Tofaş mücadeleye iyi giremedi, tutuktu. Zaten sezona bomba gibi giriş yapan takımlar sonradan düşüyor. Tofaş da öyle oldu. Ligde 2 mağlubiyet alarak liderliği verdi, avrupa'da üst üste 4 yenilgi alarak elendi.
Morgan 21 sayı, Mejia 21 sayı, 9 ribaund, Kadji 15 sayı ve Barış Ermiş 10 sayı, 6 ribaund ve 8 asistle oynadı.
Tofaş zaman zaman etkili savunma yapsa da bunu maçın tamamına yayamadı. 19 top kaybını maçın inanılmaz kritik bölümlerinde yaptı. 3.çeyreğe bomba gibi girdi öne de geçti aslında ama o bölümde de yapılan kritik hatalar Zenit'i galibiyete götürdü.
Zenit maç boyunca kendinden emin, daha kararlı ve daha istekli oynadı. Özellikle Drew Gordon ne zaman basket atmak istese attı. Maçı da 27 sayıyla tamamladı. Ayrıca çok kritik anlarda Reynolds ve Simonovic'in üçlükleri de salonu sessizliğe gömdü.
Tony Crocker hiç maça giremedi.
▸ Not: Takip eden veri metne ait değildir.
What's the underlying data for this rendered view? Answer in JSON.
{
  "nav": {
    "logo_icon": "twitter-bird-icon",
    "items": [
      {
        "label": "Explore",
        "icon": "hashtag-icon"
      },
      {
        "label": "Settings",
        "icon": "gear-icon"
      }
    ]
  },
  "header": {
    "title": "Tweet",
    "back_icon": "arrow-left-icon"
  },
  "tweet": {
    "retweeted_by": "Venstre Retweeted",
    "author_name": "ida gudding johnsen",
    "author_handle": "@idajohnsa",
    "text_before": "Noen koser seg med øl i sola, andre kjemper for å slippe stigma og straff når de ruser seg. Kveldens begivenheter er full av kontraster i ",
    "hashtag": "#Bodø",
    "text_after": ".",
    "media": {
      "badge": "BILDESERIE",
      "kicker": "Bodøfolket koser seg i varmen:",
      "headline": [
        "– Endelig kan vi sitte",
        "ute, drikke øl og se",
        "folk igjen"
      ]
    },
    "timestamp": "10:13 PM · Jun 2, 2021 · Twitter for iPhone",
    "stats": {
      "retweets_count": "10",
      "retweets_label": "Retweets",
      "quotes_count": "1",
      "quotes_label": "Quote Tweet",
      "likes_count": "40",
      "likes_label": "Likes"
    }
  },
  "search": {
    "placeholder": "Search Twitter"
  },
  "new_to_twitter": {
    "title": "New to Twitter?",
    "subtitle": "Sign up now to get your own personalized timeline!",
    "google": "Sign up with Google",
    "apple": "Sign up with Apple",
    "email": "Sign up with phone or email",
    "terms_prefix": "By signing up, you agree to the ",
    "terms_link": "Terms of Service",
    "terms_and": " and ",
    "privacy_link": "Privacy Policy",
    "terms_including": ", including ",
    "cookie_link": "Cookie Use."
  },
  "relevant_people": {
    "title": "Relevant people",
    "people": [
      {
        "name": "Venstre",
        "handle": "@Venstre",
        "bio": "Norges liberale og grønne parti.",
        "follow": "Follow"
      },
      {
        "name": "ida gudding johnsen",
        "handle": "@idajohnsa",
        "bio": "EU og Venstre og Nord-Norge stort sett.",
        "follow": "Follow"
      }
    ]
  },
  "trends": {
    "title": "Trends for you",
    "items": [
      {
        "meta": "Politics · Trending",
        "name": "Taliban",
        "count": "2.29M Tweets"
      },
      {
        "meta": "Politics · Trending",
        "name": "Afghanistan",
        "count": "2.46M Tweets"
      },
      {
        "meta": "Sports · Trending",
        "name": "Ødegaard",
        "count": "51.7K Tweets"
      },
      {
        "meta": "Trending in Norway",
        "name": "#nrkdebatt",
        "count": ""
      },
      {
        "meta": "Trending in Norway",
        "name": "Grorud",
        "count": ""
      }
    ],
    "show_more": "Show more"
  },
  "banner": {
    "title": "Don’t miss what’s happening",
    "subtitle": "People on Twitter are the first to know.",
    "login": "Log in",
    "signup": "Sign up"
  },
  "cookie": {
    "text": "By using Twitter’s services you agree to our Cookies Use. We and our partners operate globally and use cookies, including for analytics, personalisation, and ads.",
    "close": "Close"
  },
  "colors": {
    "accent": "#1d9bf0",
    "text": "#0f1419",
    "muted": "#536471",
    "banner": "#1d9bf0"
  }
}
Sadece 2 sayıyla oynadı.
Orhun Ene maçta bir türlü uygun beşi bulamadı.
Salonda genç ağırlıklı bir kitle vardı. Kadınlar ve çocuklar bir hayli fazla. Basketbol açısından güzel kitle. Salon da güzelmiş. Giriş ve çıkışlar acayip rahat.
Basketbol maçlarını alt kattan izlemek büyük keyif.
Bursa'da salon anonsçusuna Fenerbahçe maçında çok bağırdığı için biraz uyuz olmuştum bugün de fazla bağırmadı. Bence o kişi Galatasaray'lı ve Fenerbahçe'den nefret ediyor. O maç ekstra kendini paraladı. Ya da yanılıyorum.
Mücadele 22:00 gibi gitti ve yemekleri de yedikten sonra saat 00:30'da evde oldum.
Kusursuz bir basketbol gününün tek eksi tarafı maçın geç bitmesi veya bizim erken saatte Bursa'da olamamamız. Bu yüzden iskender yemeden bir gün geçirdik. Bir kez daha gidersek telafi ederim.